The ByoWave Proteus Controller Kit is a modular gaming controller that allows snapping together different combinations of input toggles and to reposition the triggers and buttons depending upon your preferences. Support for the ByoWave Proteus Controllers is already supported by Valve’s SteamOS while now the controllers will soon be supported by the mainline Linux kernel.
The ByoWave Proteus Controllers are interesting for those wanting to customize their gaming controller or even to change the layout based upon the game being played. While the ByoWave Proteus Controllers are quite interesting, they do carry a high price with the controller kit retailing for around $349 USD.
Support for the ByoWave Proteus Controllers is working its way to the mainline kernel via this patch queued up this week into the input subsystem’s “next” Git branch. With it being queued into the input next branch, this ByoWave Proteus support patch should be merged for the upcoming Linux 6.16 merge window. It’s also possible it could be submitted as a “fix” for the ongoing Linux 6.15 kernel given it’s just a new vendor/device ID combination for the XPad input driver needed for support.
Prominent Linux developer Pierre-Loup A. Griffais of Valve was the one who authored the patch for supporting the ByoWave Proteus Controllers on Linux.

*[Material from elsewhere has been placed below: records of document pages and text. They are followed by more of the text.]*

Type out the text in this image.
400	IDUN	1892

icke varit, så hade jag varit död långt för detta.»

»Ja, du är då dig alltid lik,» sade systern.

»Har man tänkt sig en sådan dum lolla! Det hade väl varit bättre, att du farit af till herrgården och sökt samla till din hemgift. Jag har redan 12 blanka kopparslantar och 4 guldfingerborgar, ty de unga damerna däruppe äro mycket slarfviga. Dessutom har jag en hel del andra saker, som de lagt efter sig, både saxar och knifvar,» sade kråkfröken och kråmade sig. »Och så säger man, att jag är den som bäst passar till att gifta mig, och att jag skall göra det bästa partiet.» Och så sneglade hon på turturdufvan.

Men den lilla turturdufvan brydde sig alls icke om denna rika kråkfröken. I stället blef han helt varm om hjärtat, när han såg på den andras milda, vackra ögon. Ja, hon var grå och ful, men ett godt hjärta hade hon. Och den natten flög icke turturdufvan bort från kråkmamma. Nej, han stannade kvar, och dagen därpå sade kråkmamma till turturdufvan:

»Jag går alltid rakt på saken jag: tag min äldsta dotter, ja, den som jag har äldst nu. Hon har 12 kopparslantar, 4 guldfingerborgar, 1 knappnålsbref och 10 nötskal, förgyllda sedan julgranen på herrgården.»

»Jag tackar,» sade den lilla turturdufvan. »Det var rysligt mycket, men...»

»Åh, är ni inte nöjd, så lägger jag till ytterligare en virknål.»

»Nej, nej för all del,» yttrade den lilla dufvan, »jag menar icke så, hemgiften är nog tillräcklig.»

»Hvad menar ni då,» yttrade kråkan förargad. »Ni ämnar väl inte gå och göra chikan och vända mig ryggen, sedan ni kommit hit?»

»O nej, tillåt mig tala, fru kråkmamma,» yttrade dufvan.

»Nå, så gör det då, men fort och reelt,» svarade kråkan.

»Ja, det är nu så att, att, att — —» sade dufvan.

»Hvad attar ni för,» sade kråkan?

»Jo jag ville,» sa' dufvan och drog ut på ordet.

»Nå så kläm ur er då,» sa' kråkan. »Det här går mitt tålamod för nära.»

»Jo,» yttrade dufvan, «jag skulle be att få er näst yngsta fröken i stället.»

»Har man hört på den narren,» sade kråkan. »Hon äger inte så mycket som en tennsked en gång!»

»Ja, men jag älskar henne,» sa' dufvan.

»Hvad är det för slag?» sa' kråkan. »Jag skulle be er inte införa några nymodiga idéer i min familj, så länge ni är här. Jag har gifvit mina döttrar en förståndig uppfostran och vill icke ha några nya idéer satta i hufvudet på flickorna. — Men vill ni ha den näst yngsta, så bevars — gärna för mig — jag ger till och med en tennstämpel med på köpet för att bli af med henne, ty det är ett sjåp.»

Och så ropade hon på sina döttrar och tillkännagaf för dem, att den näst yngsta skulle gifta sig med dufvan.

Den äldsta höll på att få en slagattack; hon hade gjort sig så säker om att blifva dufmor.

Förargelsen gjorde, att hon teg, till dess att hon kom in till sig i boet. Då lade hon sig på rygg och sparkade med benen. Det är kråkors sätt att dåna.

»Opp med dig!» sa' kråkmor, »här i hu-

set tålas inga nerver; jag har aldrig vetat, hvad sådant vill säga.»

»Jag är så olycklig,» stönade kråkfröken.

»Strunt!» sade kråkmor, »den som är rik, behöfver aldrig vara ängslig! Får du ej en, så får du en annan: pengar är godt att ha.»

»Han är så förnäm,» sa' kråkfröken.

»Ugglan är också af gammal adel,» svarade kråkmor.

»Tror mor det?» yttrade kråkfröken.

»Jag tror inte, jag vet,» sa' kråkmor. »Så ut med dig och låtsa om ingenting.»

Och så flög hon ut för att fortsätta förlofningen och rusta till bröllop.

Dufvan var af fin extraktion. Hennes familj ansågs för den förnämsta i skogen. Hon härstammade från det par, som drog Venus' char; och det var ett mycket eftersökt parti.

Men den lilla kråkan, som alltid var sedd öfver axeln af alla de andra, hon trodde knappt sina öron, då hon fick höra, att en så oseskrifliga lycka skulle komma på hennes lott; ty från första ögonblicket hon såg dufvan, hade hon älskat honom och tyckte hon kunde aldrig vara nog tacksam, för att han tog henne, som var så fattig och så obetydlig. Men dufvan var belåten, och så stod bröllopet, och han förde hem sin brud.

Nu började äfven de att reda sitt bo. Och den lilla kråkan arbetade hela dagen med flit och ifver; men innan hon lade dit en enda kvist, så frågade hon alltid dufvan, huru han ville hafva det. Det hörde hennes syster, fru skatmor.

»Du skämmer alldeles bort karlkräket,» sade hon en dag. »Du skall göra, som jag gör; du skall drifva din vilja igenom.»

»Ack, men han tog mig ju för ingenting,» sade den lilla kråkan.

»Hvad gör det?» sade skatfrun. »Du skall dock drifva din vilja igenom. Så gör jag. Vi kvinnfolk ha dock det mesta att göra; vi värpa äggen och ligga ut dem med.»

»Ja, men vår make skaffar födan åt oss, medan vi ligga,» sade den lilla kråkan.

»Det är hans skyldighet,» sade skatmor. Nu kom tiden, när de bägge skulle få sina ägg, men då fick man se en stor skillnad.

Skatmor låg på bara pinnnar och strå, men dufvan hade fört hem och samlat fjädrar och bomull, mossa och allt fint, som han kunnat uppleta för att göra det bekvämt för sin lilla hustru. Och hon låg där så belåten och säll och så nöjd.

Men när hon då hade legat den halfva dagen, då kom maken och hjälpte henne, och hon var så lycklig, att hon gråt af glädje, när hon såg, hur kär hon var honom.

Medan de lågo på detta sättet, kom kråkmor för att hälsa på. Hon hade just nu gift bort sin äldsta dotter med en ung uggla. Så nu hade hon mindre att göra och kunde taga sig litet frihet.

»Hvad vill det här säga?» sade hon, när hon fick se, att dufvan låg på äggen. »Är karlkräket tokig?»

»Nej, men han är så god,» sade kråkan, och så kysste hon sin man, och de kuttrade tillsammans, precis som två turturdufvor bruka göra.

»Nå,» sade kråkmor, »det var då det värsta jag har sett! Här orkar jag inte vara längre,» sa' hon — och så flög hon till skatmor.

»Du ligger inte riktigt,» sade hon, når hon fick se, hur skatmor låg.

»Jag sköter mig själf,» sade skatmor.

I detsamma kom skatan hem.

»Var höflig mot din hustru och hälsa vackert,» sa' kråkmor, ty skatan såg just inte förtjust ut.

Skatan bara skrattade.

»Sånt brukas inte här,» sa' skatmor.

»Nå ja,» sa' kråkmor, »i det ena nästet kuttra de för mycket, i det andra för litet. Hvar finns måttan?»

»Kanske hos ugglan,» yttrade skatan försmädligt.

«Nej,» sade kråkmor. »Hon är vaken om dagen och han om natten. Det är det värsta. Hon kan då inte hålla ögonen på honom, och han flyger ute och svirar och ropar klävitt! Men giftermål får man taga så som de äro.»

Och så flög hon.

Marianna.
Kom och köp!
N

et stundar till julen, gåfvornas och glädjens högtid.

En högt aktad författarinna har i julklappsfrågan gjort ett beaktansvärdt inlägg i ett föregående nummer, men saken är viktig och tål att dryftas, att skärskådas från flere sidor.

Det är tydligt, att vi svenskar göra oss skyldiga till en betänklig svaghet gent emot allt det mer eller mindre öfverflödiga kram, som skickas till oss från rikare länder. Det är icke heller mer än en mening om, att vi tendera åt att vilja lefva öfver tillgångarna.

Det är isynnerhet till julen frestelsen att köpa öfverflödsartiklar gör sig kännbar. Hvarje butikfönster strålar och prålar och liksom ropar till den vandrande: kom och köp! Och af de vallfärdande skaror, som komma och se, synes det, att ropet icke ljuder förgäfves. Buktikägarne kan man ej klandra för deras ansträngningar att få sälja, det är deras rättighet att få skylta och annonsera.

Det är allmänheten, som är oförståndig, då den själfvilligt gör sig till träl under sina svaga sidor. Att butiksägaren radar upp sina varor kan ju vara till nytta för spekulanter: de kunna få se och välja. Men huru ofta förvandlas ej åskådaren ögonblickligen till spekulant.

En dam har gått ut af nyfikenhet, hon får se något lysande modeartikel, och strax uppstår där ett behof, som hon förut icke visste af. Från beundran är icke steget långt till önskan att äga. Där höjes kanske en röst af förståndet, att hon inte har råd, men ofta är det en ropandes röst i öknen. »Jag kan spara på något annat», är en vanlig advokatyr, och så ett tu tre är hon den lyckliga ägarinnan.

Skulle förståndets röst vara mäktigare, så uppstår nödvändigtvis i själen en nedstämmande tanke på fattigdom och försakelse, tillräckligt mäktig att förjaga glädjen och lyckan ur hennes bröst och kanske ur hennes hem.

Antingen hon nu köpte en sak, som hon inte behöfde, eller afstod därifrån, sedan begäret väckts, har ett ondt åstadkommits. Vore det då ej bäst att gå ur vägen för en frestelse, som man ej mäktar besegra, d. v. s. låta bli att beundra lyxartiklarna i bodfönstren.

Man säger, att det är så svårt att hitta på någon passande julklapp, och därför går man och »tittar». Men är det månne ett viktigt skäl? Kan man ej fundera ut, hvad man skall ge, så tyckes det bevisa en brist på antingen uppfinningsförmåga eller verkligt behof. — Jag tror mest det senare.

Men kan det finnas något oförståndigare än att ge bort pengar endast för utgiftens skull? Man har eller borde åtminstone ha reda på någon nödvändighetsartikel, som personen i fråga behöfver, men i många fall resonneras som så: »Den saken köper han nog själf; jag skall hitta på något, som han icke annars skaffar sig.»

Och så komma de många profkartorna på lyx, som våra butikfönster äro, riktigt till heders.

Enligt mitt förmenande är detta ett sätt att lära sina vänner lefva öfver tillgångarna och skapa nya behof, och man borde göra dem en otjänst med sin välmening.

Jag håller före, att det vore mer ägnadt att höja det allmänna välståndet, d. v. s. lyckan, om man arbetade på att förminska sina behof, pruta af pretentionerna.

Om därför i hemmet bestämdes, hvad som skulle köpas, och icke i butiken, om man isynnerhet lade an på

Completely separate, also queued this week to input’s next branch is this patch for the XPad driver to send the LED and auth done packets to all Xbox One controllers to mirror how the SDL user-space code handles these controllers and for more closely mirroring the Microsoft Windows behavior with Xbox One controllers. Another XPad driver patch allows delaying init packets to better handle some Xbox One controllers. These patches should all be found in the upcoming Linux 6.16 kernel.